Chiffres et explications à l’appui, Castonguay nous apprend que l’unilinguisme anglais rapporte plus que l’unilinguisme français sur le marché du travail actuel au Québec (p. 42) et que l’avantage de l’unilinguisme anglais s’est intensifié au Québec durant la dernière décennie (p. 40). L’auteur rapporte également que l’anglais est indéniablement la langue d’intégration économique à Montréal et, par conséquent, la langue d’assimilation des allophones dans cette ville, constat qui, soit dit en passant, différerait sans doute si l’auteur avait pris en compte l’ensemble du Québec. Il nous apprend qu’en matière d’assimilation, le français domine largement sur l’anglais parmi les immigrés à faible revenu et l’anglais parmi les immigrés à revenu élevé (p. 61). Castonguay explique également que si la Loi 101 comporte des résultats positifs auprès des immigrés non francophones de moins de 15 ans, il en va autrement pour les plus âgés, qui représentent par ailleurs trois immigrants sur quatre. Pour ceux-ci, la francisation ne constitue en rien un acquis de la Loi 101, mais est plutôt le fruit d’une politique de sélection des immigrés au Québec favorisant les immigrés francophones. Autrement dit, la francisation de ces immigrés a lieu avant même leur arrivée au Québec. Devant ce recul du français, Castonguay soutient qu’il faut relancer la francisation de la langue de travail. Il pense également qu’il faudrait étendre la Loi 101 au cégep, car il existe un lien très étroit entre, d’une part, la langue des études postsecondaires et la langue de travail, et, d’autre part, la langue de travail et la langue d’usage à la maison.

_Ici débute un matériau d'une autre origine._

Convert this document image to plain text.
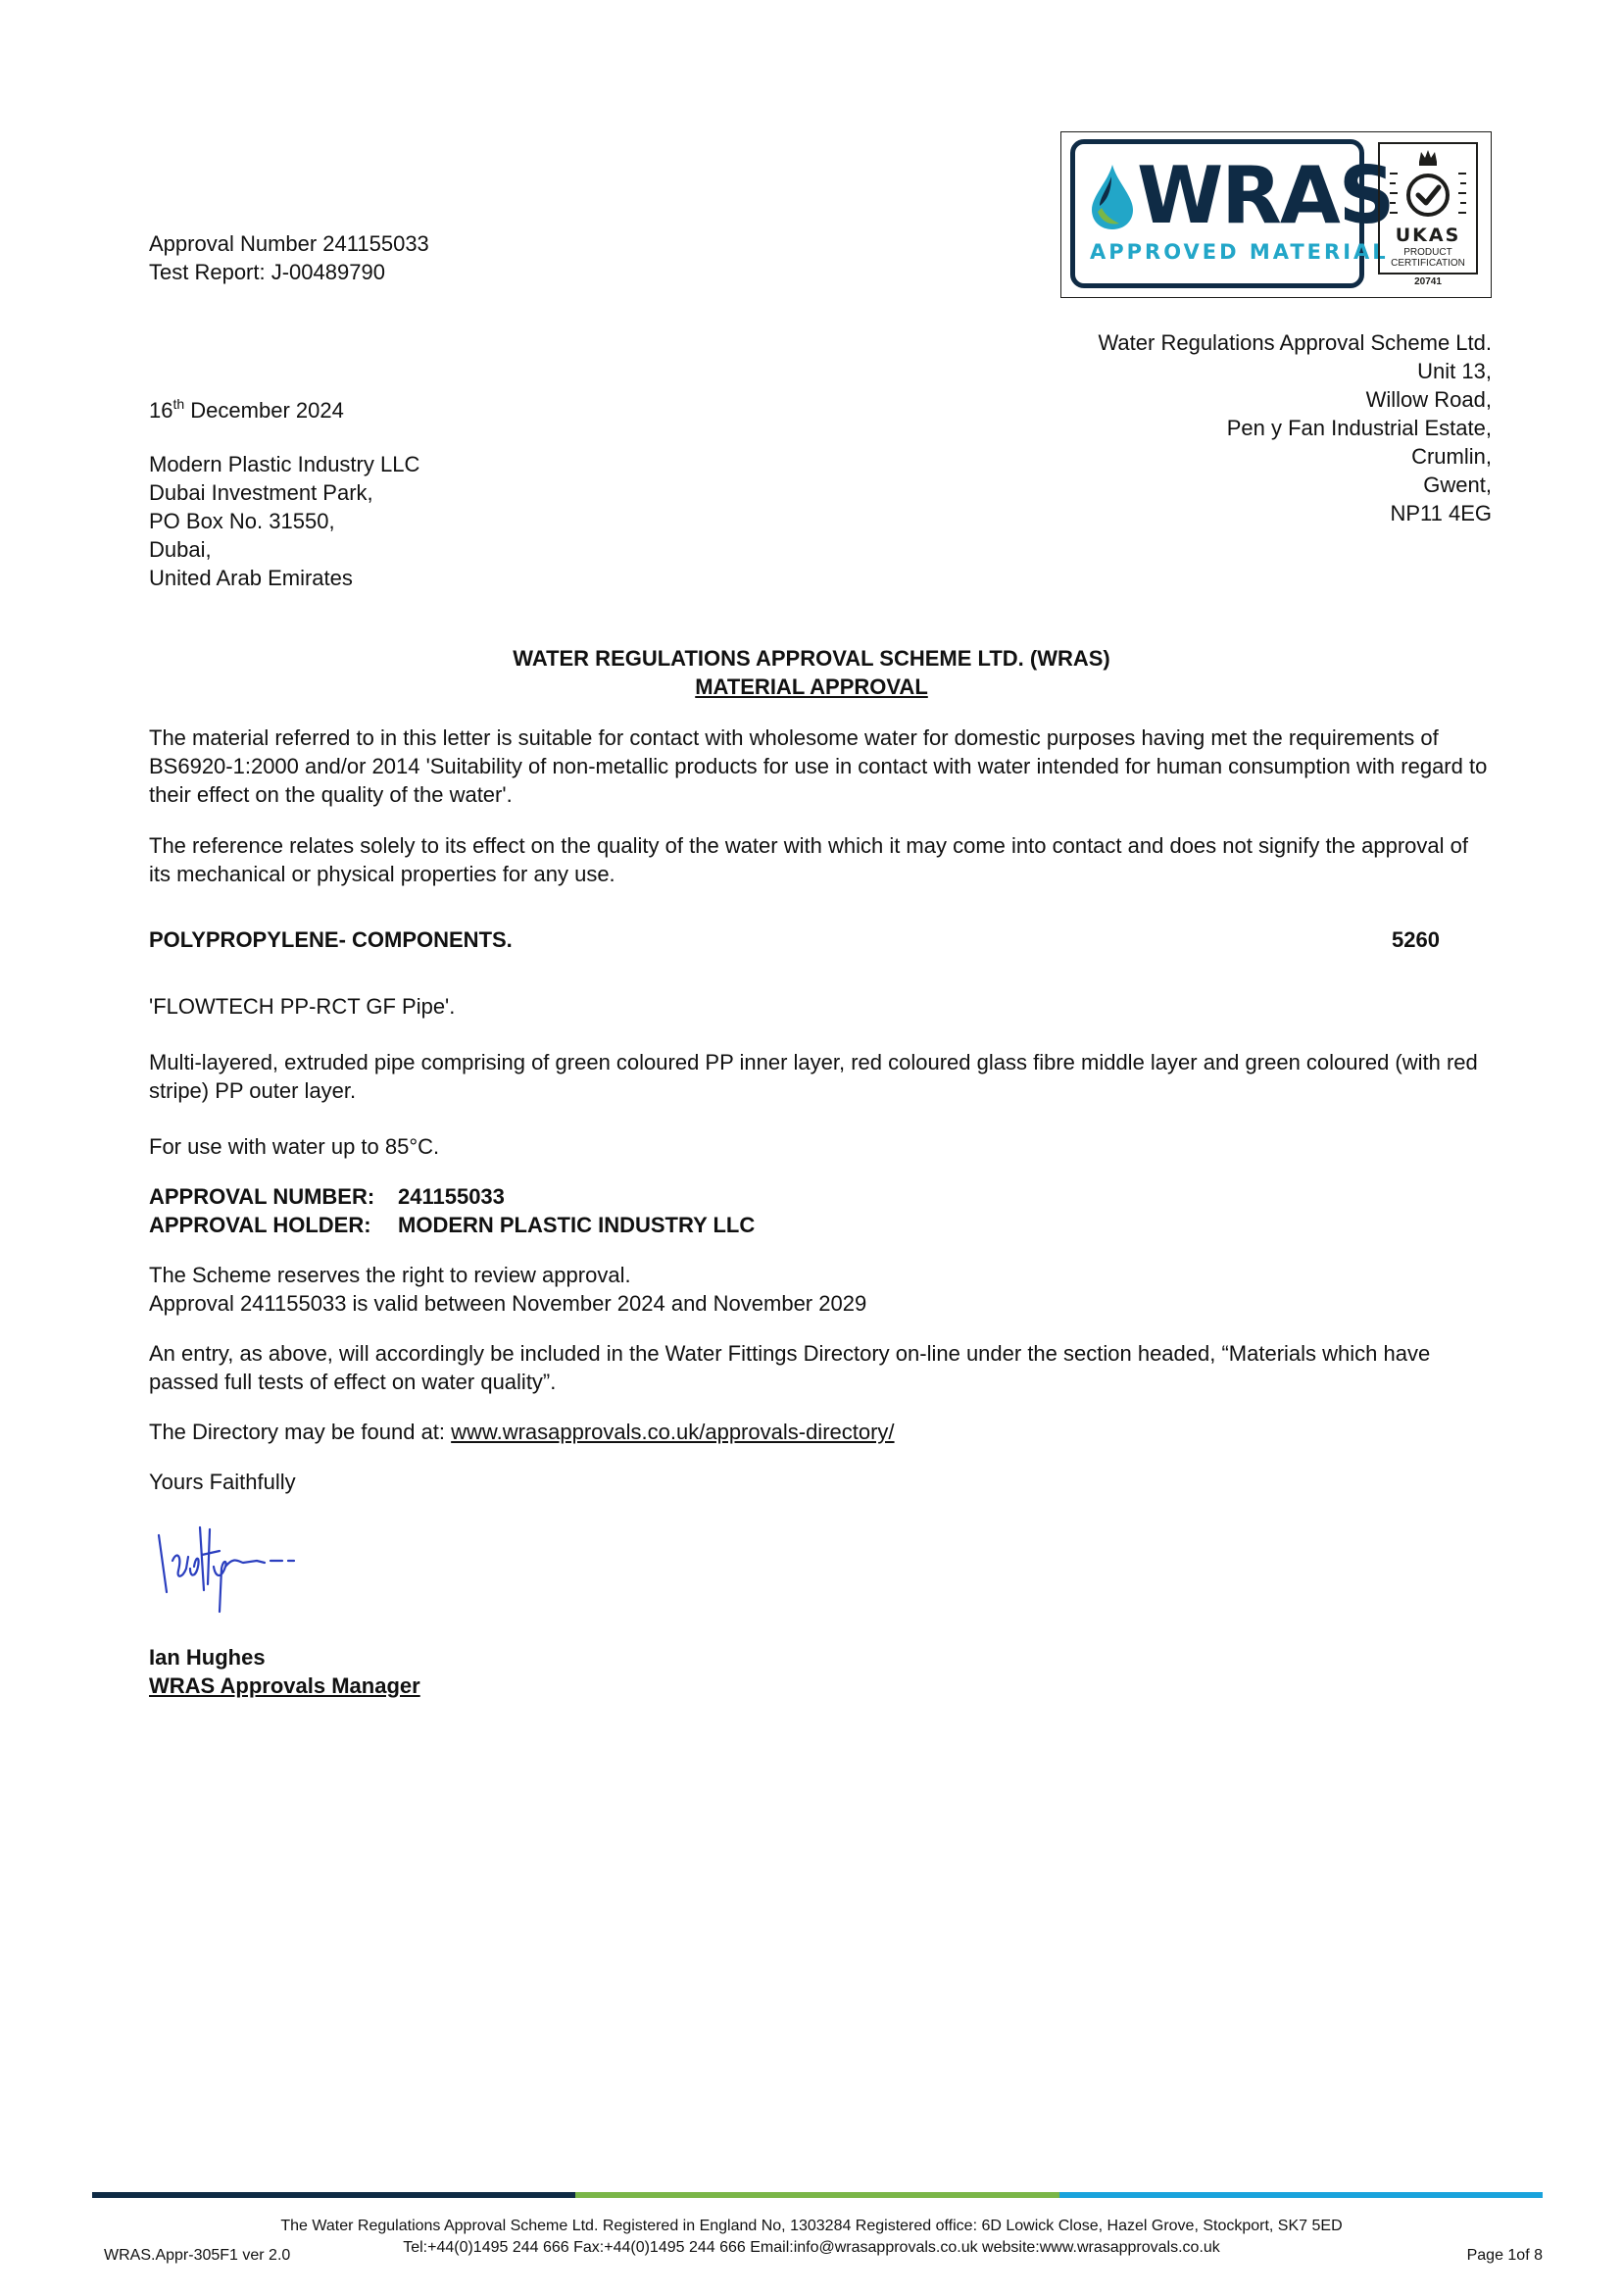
WRAS
APPROVED MATERIAL
UKAS
PRODUCT
CERTIFICATION
20741
Approval Number 241155033
Test Report: J-00489790
Water Regulations Approval Scheme Ltd.
Unit 13,
Willow Road,
Pen y Fan Industrial Estate,
Crumlin,
Gwent,
NP11 4EG
16th December 2024
Modern Plastic Industry LLC
Dubai Investment Park,
PO Box No. 31550,
Dubai,
United Arab Emirates
WATER REGULATIONS APPROVAL SCHEME LTD. (WRAS)
MATERIAL APPROVAL
The material referred to in this letter is suitable for contact with wholesome water for domestic purposes having met the requirements of BS6920-1:2000 and/or 2014 'Suitability of non-metallic products for use in contact with water intended for human consumption with regard to their effect on the quality of the water'.
The reference relates solely to its effect on the quality of the water with which it may come into contact and does not signify the approval of its mechanical or physical properties for any use.
POLYPROPYLENE- COMPONENTS.	5260
'FLOWTECH PP-RCT GF Pipe'.
Multi-layered, extruded pipe comprising of green coloured PP inner layer, red coloured glass fibre middle layer and green coloured (with red stripe) PP outer layer.
For use with water up to 85°C.
APPROVAL NUMBER:	241155033
APPROVAL HOLDER:	MODERN PLASTIC INDUSTRY LLC
The Scheme reserves the right to review approval.
Approval 241155033 is valid between November 2024 and November 2029
An entry, as above, will accordingly be included in the Water Fittings Directory on-line under the section headed, “Materials which have passed full tests of effect on water quality”.
The Directory may be found at: www.wrasapprovals.co.uk/approvals-directory/
Yours Faithfully
Ian Hughes
WRAS Approvals Manager
The Water Regulations Approval Scheme Ltd. Registered in England No, 1303284 Registered office: 6D Lowick Close, Hazel Grove, Stockport, SK7 5ED
Tel:+44(0)1495 244 666 Fax:+44(0)1495 244 666 Email:info@wrasapprovals.co.uk website:www.wrasapprovals.co.uk
WRAS.Appr-305F1 ver 2.0	Page 1of 8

Le ton parfois excessivement combatif, le martelage des mêmes arguments au fil de l’ouvrage et sa nature peu structurée s’expliquent peut-être du fait qu’il ne s’agit pas d’un essai universitaire, mais d’un recueil de chroniques parues entre 2007 et 2008 dans les pages de L’Autr’Journal, un journal « indépendant, indépendantiste et progressiste ». De même, la nature combative plutôt que démonstrative de ce livre explique d’une certaine manière l’absence de définitions rigoureuses de certains concepts clés : pour ne donner qu’un exemple, l’auteur n’explique nulle part ce qu’il entend par un terme aussi polysémique que celui de « bilinguisme ».
On peut également regretter la visée limitée, voire « domestique » de ce livre. En effet, contrairement à ce que le sous-titre Dynamique actuelle des langues au Québec nous porte à croire, l’ouvrage est loin de se pencher sur « les » langues au Québec. Il se borne à l’anglais et au français, alors que 12,2 % de la population québécoise allophone au Québec et 21,8 % de celle de la région métropolitaine de Montréal ont comme langue maternelle une langue autre que le français et l’anglais (OQLF, 2008). De même, Castonguay ne consacre aucune ligne à la question de la place hyper-centrale de l’anglais à l’échelle internationale et au fait qu’il s’agit de la première langue seconde en importance dans le monde. Or, ce sont là des facteurs importants pour expliquer la force d’attraction de l’anglais au Québec parmi les allophones. La question qui se pose est dès lors la suivante : peut-on réellement faire abstraction des facteurs liés à la mondialisation et n’examiner que le contexte canado-québécois ?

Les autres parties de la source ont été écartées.